Doctors, medics partner for trauma lane training

| February 22, 2018 | 0 Comments

U.S. Army Soldiers and a Japan Ground Self Defense Force officer provide tactical care under the cover of smoke during a recent training exercise at Schofield Barracks, Feb. 12, 2018. The lanes are designed to provide a challenging and realistic trauma lane with an opposition force. Photo by Ramee Opperude (USAHC-Schofield Barracks)

Story and photo by
Ramee Opperude
U.S. Army Health Clinic-Schofield Barracks
Public Affairs

SCHOFIELD BARRACKS — U.S. Army Soldiers and Japan Ground Self-Defense Force (JGSDF) medical professionals trained shoulder to shoulder at the Medical Simulation Training Center, here, Feb. 12.

While much of the training revolves around classroom instruction, trauma lanes and clinical rotations, the overarching theme of the visit was relationship building.

“This is the first time that our foreign counterparts have participated in our lanes; they have primarily observed in the past,” said Staff Sgt. Eric Sessom, instructor, Medical Simulation Training Center.

U.S. Army and Japan Ground Self Defense Force personnel provide tactical care during a trauma lane while under simulated fire, Feb. 12, 2018. JGSDF personnel received classroom instruction to include the fundamentals of global health engagement course prior to arriving to Schofield Barracks. Photo by Ramee Opperude (USAHC-Schofield Barracks)
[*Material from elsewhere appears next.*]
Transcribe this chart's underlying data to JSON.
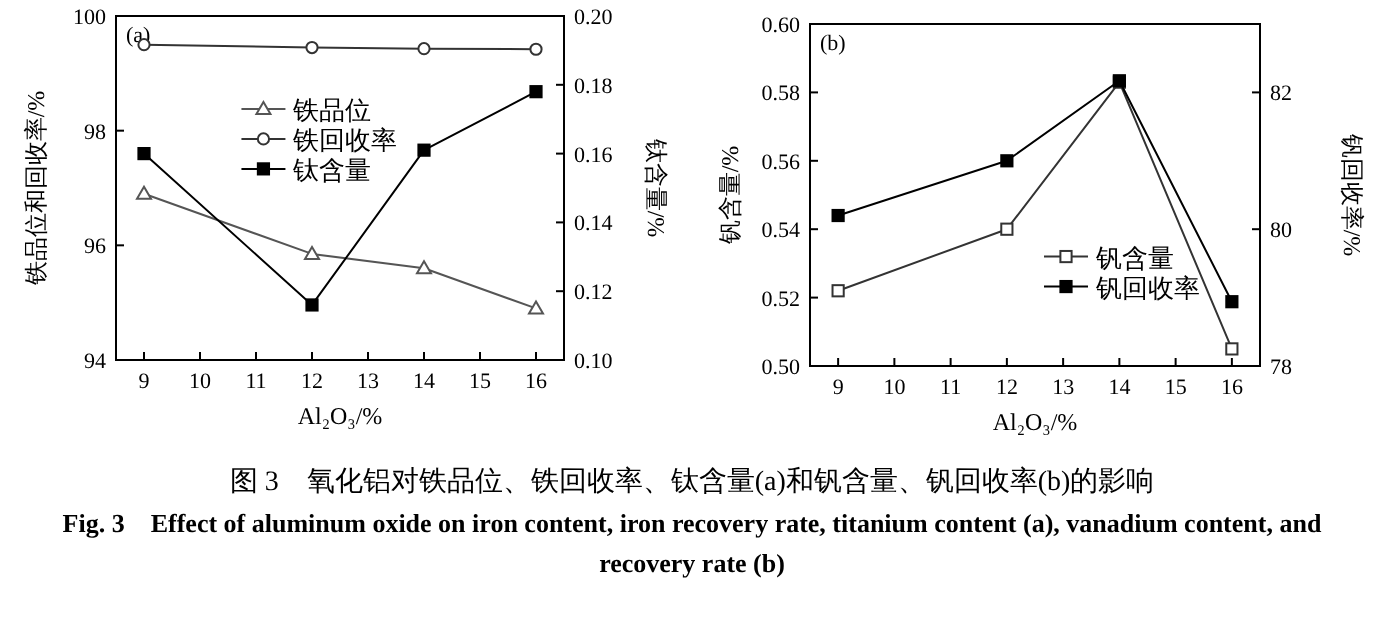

“It is going to be a challenge with our different tactics,” added Sessom. “It can be a really stressful environment, and hopefully, they can put it all into play out there on the lane.”

The JGSDF doctors visiting Schofield Barracks began the morning with classroom briefings and hands-on instruction focusing on tourniquet application before transitioning to a field training environment with a focus of providing care to injuries on the battlefield. Trainees representing the 25th Infantry Division, the 9th Mission Support Command and the JGSDF were challenged to provide care in this high stress environment.

Medical Professionals from the Japan Ground Self Defense Force look on as instructors from the Medical Simulation Training Center on Schofield Barracks provide a hands-on tactical care demonstration. U.S. Army and JGSDF personnel put their training into practice during tactical medical lanes immediately following the classroom demonstrations, Feb. 12, 2018. (U.S. Army Photo by Ramee Opperude, USAHC-Schofield Barracks)

“The overall intent is to broaden their (JGSDF) perspective on how we do military medicine in the U.S. Army,” said Master Sgt. Kevin Edmundson, Global Health Engagements noncommissioned officer in charge, Regional Health Command-Pacific (RHC-P).

“They are getting some good tactical training, trauma lane training. The JGSDF is gaining some insight on how our medics do trauma lane training in addition to attending the Fundamentals of Global Health Engagement Course,” added Edmundson.

Regional health engagements and subject matter expert exchanges enhance partner capabilities in responding to crises, ensure open lines of communication and contribute to regional and international security.

It is through strong partnerships with U.S. Pacific Command (USPACOM) and U.S. Army-Pacific (USARPAC) that Army Medicine’s RHC-P and the U.S. Army Health Clinic-Schofield Barracks are able to commit the resources to provide greater physical and mental well-being through rapidly growing global health engagements.